Current vice chair Jim Sensenbrenner, having served as the chair previously (1997-2001) isn’t likely to get the nomination. This will probably come as a relief to scientists, in light of Sensenbrenner’s public condemnation of the theory of anthropogenic climate change as “scientific fascism” and an “international conspiracy” and role in disbanding of the White House Office of Energy and Climate Policy. Lamar Smith has perhaps the most training in science of the three—he aspired to be a scientist at an early age but was deterred by a college introductory physics class. Dana Rohrabacher, an aggressively prominent climate change skeptic, stated in 2012: “my analysis is that in the global warming debate, [skeptics] won”. A paragraph later, he proclaimed “I love science.”

All three contenders are lawyers by training. The evaluation and use of scientific findings and allocation of funds should be – as scientists are taught but lawyers are loathe to accept – approached in as non-biased a way as possible. But the top leaders in the position to bolster or cripple our nation’s scientific abilities may not have objectivity at heart.

What to do? If we had more scientists or science-educated people go into politics the situation would probably improve.

But then again, Paul Broun has a chemistry degree.

Thursday, November 22, 2012

Mission statement

There are roughly 6 billion science-related blogs on the internet,1 so you might naturally wonder: what's the point of this one? I've got a couple ideas what to do with the space. Hopefully they'll come to something. Subscribe?

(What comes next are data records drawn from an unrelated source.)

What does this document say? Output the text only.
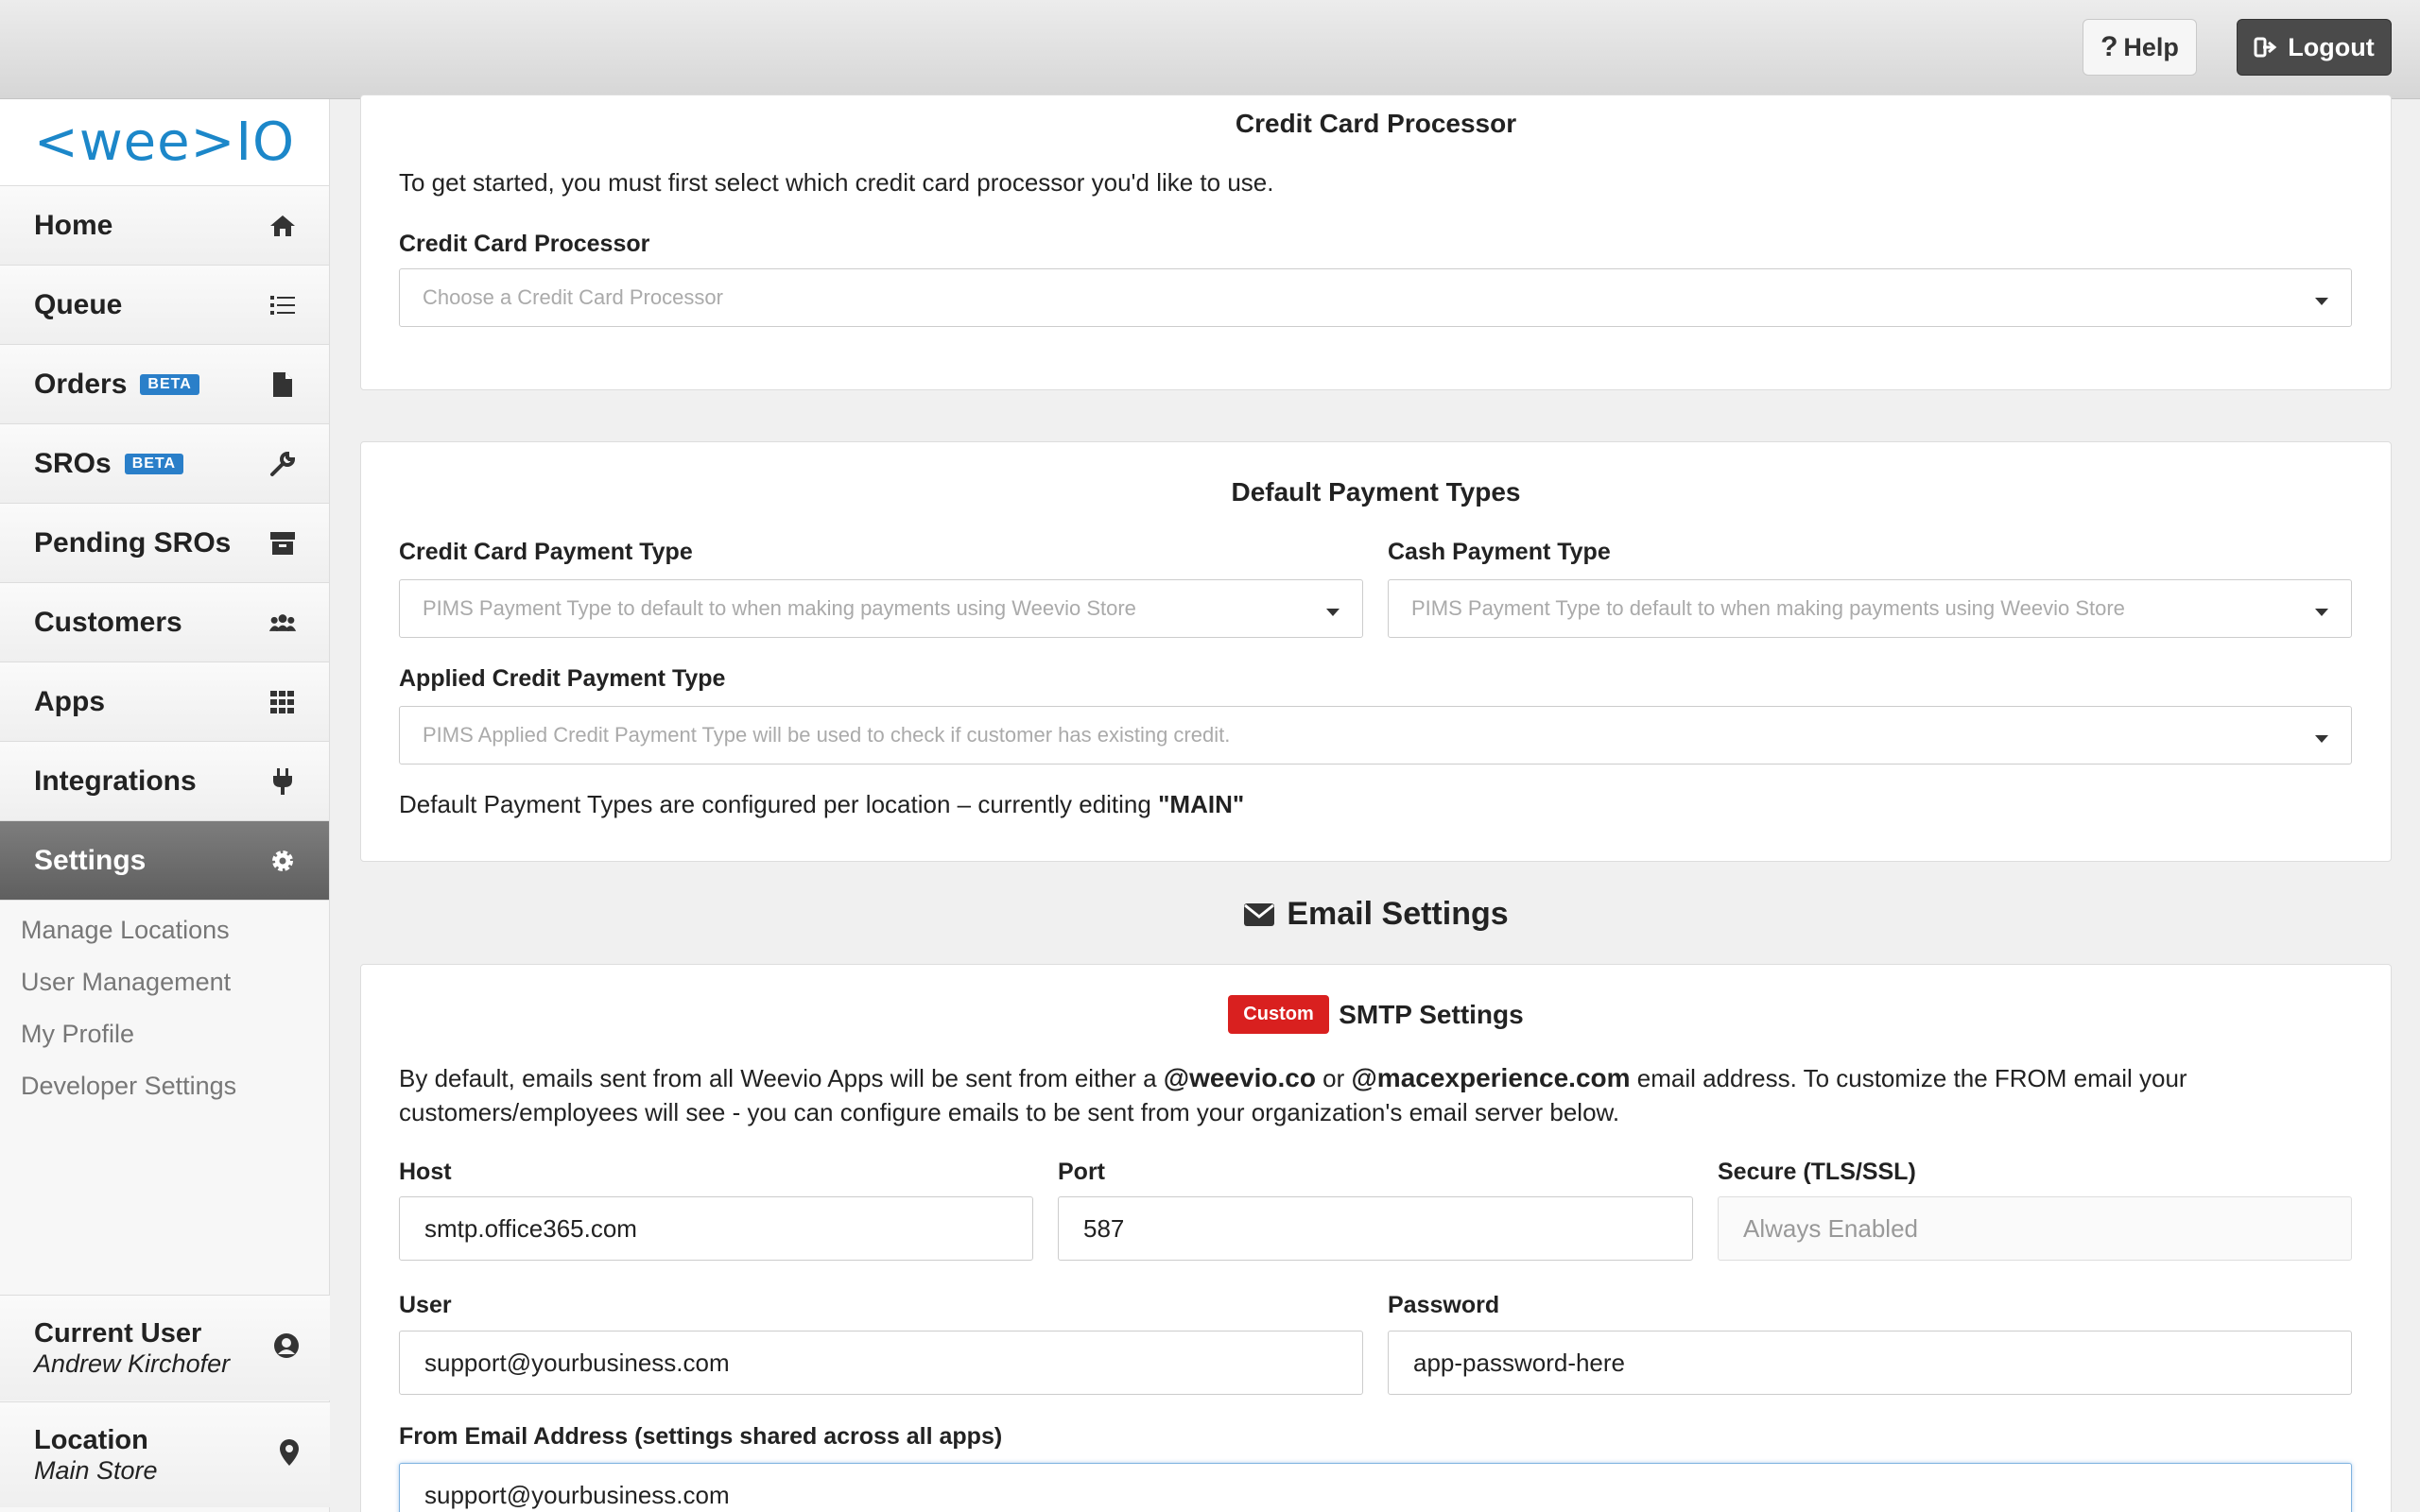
? Help	Logout
<wee>IO
Home
Queue
Orders	BETA
SROs	BETA
Pending SROs
Customers
Apps
Integrations
Settings
Manage Locations
User Management
My Profile
Developer Settings
Current User
Andrew Kirchofer
Location
Main Store
Credit Card Processor
To get started, you must first select which credit card processor you'd like to use.
Credit Card Processor
Choose a Credit Card Processor
Default Payment Types
Credit Card Payment Type
PIMS Payment Type to default to when making payments using Weevio Store
Cash Payment Type
PIMS Payment Type to default to when making payments using Weevio Store
Applied Credit Payment Type
PIMS Applied Credit Payment Type will be used to check if customer has existing credit.
Default Payment Types are configured per location – currently editing "MAIN"
Email Settings
Custom SMTP Settings
By default, emails sent from all Weevio Apps will be sent from either a @weevio.co or @macexperience.com email address. To customize the FROM email your customers/employees will see - you can configure emails to be sent from your organization's email server below.
Host
smtp.office365.com
Port
587
Secure (TLS/SSL)
Always Enabled
User
support@yourbusiness.com
Password
app-password-here
From Email Address (settings shared across all apps)
support@yourbusiness.com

  1. Bring chemistry to the public. This will entail featuring research or areas of interest, presented in a manner suitable for non-chemists and chemists alike to find interesting. Public interest in science is crucial both for general enthusiasm, public support, and continued grant funding. People deserve to know what they're funding--and great science should be appreciated the way great art and great music are. 
  2. Bring ethical/social/political issues of science into focus. Scientists have a poor track record at engaging the public. Many of them have a poor track record at playing nice with each other. Chemistry culture has been described as toxic. There's lots of internal politics and fraud. And scientists are usually unwilling to dig into public policy and lawmaking. An important step towards fixing these issues is to discuss them and build awareness.
  3. Highlight interesting chemistry. I'm a chemist, and so I find chemistry interesting. As such, I'll find novel or useful topics in organic synthesis/catalysis/chemical biology/microbiology and share or comment on them. Hopefully it'll be interesting to other people too. This'll include articles, lab techniques, reviews, etc. of interest.
  4. Showcase valuable resources. This includes interesting databases, blogs, websites, journals, and the like that will be useful especially to chemists. 
It'll be slow (grad student here). For now it'll be pseudonymous blogging--that may change depending on other factors. 

Anyhow, that's about it for now. Next step: content.